Wednesday, February 3, 2010

Crossing the Border

I think that this has been my favorite reading because the material becomes so personal when told from first-person accounts. Every chapter strengthens the intricacy of my image of the Mayan people from Guatemala. In every chapter there is a concensus of fear for the government and being accused by the government as a subersivo (subersive). The Guatemala civil war has been in progress since 1954 when the Guatemalan military led a CIA-backed coup against the administration of President Jacobo Arbenz Guzman, the country's popularly elected president. During the last forty years, the military has been levying a campaign of terrorism and genocide against these groups, most of them Mayas, in order to distribute native peoples' land among plantation owners. I just watched the movie La historia actual and cannot help but make connections between Genaro's depiction of the Mayan town that does it's best to hide the graffiti that has unfortunately been painted all over a nearby bridge so that they are not all accused of being subersivos and the way a man could be found suspicious of subversiveness and his entire family would be taken in Argentina during the Dirty War. The Dirty War (Guerra Sucia) refers to the state-sponsored violence in Argentina against left-wing guerrillas and their sympathizers from roughly 1976 to 1983 carried out primarily by Jorge Rafael Videla's military dictatorship but continued until the return of democracy in 1983.

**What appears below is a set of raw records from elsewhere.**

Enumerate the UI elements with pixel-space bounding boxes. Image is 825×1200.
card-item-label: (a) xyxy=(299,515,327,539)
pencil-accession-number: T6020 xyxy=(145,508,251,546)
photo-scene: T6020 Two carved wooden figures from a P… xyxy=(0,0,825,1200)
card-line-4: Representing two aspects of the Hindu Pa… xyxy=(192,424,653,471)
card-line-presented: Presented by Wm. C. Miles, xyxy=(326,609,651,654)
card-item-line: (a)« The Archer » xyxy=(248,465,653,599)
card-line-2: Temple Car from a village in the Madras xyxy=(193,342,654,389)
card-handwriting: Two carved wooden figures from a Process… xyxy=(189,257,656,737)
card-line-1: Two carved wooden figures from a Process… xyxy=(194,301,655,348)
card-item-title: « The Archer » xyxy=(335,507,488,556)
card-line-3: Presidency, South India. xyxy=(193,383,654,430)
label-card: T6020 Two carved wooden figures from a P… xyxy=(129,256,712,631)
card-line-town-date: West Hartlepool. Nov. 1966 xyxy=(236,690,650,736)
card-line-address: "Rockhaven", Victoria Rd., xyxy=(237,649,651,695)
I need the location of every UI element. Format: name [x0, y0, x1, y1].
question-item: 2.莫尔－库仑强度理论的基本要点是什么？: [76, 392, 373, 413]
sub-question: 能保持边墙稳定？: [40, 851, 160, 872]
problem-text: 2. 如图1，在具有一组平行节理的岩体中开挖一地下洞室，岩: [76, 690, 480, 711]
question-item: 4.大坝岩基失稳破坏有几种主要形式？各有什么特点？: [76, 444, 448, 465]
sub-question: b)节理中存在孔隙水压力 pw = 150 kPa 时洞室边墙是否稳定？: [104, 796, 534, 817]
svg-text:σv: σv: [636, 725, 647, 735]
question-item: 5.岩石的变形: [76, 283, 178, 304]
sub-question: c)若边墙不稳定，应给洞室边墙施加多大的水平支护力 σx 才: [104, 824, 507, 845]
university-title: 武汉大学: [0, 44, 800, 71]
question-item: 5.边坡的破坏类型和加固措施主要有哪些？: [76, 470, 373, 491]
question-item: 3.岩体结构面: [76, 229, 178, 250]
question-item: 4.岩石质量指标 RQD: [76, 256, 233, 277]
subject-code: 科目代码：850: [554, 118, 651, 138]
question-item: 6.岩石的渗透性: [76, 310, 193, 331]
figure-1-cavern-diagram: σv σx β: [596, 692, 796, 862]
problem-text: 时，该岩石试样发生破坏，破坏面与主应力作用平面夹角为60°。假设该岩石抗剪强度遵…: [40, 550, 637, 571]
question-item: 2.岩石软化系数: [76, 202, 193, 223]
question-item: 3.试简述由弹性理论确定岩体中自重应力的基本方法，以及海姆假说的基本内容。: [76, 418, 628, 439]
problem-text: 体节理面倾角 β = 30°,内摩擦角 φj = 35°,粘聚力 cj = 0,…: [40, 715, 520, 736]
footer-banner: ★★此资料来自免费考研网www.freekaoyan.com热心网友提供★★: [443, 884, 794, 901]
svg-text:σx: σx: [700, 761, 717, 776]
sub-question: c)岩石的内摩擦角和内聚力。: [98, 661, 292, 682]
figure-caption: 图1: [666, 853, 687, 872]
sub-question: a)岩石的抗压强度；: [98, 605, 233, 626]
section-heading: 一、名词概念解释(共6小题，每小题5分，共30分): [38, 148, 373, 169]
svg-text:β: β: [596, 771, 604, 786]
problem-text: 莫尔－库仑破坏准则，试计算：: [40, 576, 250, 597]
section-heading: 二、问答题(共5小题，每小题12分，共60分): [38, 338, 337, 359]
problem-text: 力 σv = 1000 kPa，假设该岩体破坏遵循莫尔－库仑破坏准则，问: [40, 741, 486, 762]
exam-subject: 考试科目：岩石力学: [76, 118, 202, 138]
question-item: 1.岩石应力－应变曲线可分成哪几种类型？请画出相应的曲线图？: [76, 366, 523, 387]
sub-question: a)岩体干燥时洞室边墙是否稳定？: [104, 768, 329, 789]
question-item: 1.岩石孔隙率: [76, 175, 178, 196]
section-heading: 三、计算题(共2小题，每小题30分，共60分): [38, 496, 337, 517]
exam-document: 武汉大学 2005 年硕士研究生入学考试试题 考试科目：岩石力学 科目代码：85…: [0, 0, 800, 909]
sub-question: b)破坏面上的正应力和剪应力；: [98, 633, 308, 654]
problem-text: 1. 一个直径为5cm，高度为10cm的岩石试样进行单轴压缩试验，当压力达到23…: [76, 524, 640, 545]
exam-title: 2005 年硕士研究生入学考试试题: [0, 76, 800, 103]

"Borders are not just lines on a map. They are mental as much as georaphical constructs, states of mind, not mere arrangements in space (13)." A way that both Guatemalans and Argentinias escaped the fear of their government was by crossing the border into another country. Genaro had to cross the border three times before being sent all the way back to Guatemala. Today, even if Guatemalan's say that they are from Mexico, if they do not have the right attitude and accent in their Spanish then they will not fool the border police and will be sent back to their country. This raises the question of border patrol...who does and does not get to live in the United States? Immigration into the U.S. is an issue that makes for strange bedfellows. Supporters of current immigration levels include corporate interests that profit from cheap foreign labor, ethnic lobbies seeking to increase their political base, and religious activists, humanitarians, and civil libertarians who focus on human rights and other ethical concerns. Opponents include nativists who view non-European immigrants as a threat to American culture, environmentalists who dread immigration-fueled population growth, and labor advocates who fear that immigration is taking jobs from U.S. citizens and depressing U.S. wages. On the right of the political spectrum, free marketers square off against cultural conservatives. On the left, civil rights and ethnic advocacy groups oppose environmentalists and job protectionists.

1 comment:

  1. Hanna,

    you make some great points about the odd alliances forming around migration policy. One thing you might want to look at while thinking about South American borders and counter-insurgency is the Operation Condor program, a US-assisted program which helped track down revolutionaries even while in exile or in hiding, across national borders: http://en.wikipedia.org/wiki/Operation_Condor

    Leaders of the resistance to Pinochet were killed by a car bomb in Washington, D.C., and this (arguably) had a lot to do with why Central American refugees were targeted for immigration enforcement in the US in the 1980's.